The hypermetabolic response associated with burns is characterized by skeletal muscle atrophy and an increased incidence of disability and death. Significant remodeling of the gut microbiota occurs after severe burn trauma. However, the specific mechanisms by which gut microbiota contribute to burn-induced muscle atrophy remain unexplored. The results showed that the disruption of the gut microbiota exacerbated skeletal muscle atrophy. Fecal metabolite analysis revealed perturbations, primarily within the tryptophan (Trp) metabolic pathway. Animal models further demonstrated that gut microbiota disorder enhanced the expression of indoleamine 2,3-dioxygenase 1 (IDO-1) in the colon, ultimately resulting in Trp depletion and increased kynurenine (Kyn) levels in the serum and skeletal muscle.
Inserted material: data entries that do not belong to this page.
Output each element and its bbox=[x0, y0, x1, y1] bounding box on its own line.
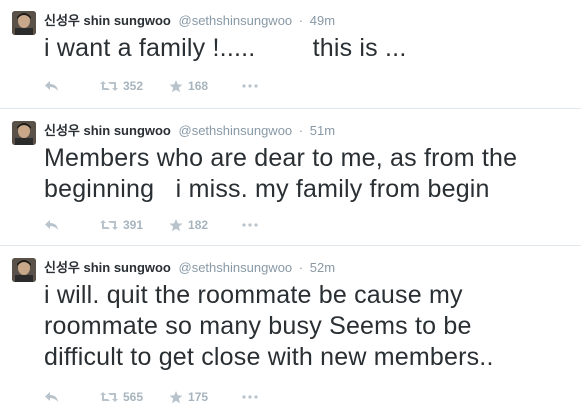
reply-button[interactable] bbox=[44, 80, 62, 92]
retweet-button[interactable]: 565 bbox=[100, 390, 143, 404]
reply-icon bbox=[45, 220, 58, 230]
retweet-icon bbox=[100, 220, 118, 230]
avatar[interactable] bbox=[12, 121, 36, 145]
more-dots-icon bbox=[242, 84, 258, 88]
retweet-button[interactable]: 391 bbox=[100, 218, 143, 232]
favorite-count: 175 bbox=[188, 390, 209, 404]
user-handle[interactable]: @sethshinsungwoo bbox=[179, 123, 293, 138]
timestamp[interactable]: 49m bbox=[310, 13, 335, 28]
more-dots-icon bbox=[242, 223, 258, 227]
avatar[interactable] bbox=[12, 11, 36, 35]
favorite-count: 182 bbox=[188, 218, 209, 232]
tweet-header: 신성우 shin sungwoo @sethshinsungwoo · 49m bbox=[44, 12, 335, 30]
tweet-text: Members who are dear to me, as from the … bbox=[44, 144, 518, 203]
tweet-text: i want a family !..... this is ... bbox=[44, 34, 407, 62]
user-handle[interactable]: @sethshinsungwoo bbox=[179, 260, 293, 275]
tweet-actions: 391 182 bbox=[44, 215, 276, 235]
tweet[interactable]: 신성우 shin sungwoo @sethshinsungwoo · 51m … bbox=[0, 109, 581, 246]
timestamp[interactable]: 52m bbox=[310, 260, 335, 275]
tweet[interactable]: 신성우 shin sungwoo @sethshinsungwoo · 52m … bbox=[0, 246, 581, 418]
tweet-header: 신성우 shin sungwoo @sethshinsungwoo · 51m bbox=[44, 122, 335, 140]
user-name[interactable]: 신성우 shin sungwoo bbox=[44, 13, 171, 28]
retweet-count: 565 bbox=[123, 390, 144, 404]
tweet-text: i will. quit the roommate be cause my ro… bbox=[44, 281, 494, 371]
more-button[interactable] bbox=[242, 395, 258, 399]
separator: · bbox=[298, 13, 304, 28]
user-name[interactable]: 신성우 shin sungwoo bbox=[44, 123, 171, 138]
star-icon bbox=[169, 218, 183, 231]
more-button[interactable] bbox=[242, 223, 258, 227]
timestamp[interactable]: 51m bbox=[310, 123, 335, 138]
favorite-button[interactable]: 168 bbox=[169, 79, 208, 93]
star-icon bbox=[169, 390, 183, 403]
retweet-icon bbox=[100, 81, 118, 91]
user-name[interactable]: 신성우 shin sungwoo bbox=[44, 260, 171, 275]
retweet-count: 352 bbox=[123, 79, 144, 93]
reply-button[interactable] bbox=[44, 391, 62, 403]
more-button[interactable] bbox=[242, 84, 258, 88]
avatar[interactable] bbox=[12, 258, 36, 282]
tweet[interactable]: 신성우 shin sungwoo @sethshinsungwoo · 49m … bbox=[0, 0, 581, 109]
tweet-feed: 신성우 shin sungwoo @sethshinsungwoo · 49m … bbox=[0, 0, 581, 418]
separator: · bbox=[298, 260, 304, 275]
favorite-count: 168 bbox=[188, 79, 209, 93]
favorite-button[interactable]: 182 bbox=[169, 218, 208, 232]
reply-button[interactable] bbox=[44, 219, 62, 231]
user-handle[interactable]: @sethshinsungwoo bbox=[179, 13, 293, 28]
favorite-button[interactable]: 175 bbox=[169, 390, 208, 404]
retweet-count: 391 bbox=[123, 218, 144, 232]
reply-icon bbox=[45, 392, 58, 402]
tweet-header: 신성우 shin sungwoo @sethshinsungwoo · 52m bbox=[44, 259, 335, 277]
retweet-icon bbox=[100, 392, 118, 402]
retweet-button[interactable]: 352 bbox=[100, 79, 143, 93]
more-dots-icon bbox=[242, 395, 258, 399]
separator: · bbox=[298, 123, 304, 138]
star-icon bbox=[169, 79, 183, 92]
tweet-actions: 352 168 bbox=[44, 76, 276, 96]
reply-icon bbox=[45, 81, 58, 91]
tweet-actions: 565 175 bbox=[44, 387, 276, 407]
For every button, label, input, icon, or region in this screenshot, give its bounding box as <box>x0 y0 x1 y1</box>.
Excessive colonic Kyn is released into circulation, transported into skeletal muscle cells, and binds to the aryl hydrocarbon receptor (AHR), consequently triggering AHR nuclear translocation and initiating the transcription of skeletal muscle atrophy-related genes. Notably, serum samples from patients with burns exhibited Trp depletion, and Trp supplementation alleviated skeletal muscle atrophy in rats with burns. This study, for the first time, demonstrates that gut microbiota dysbiosis upregulates colonic IDO-1, promotes Trp-Kyn metabolism, and exacerbates burn-induced skeletal muscle atrophy, suggesting that Trp supplementation may be a potential therapeutic strategy.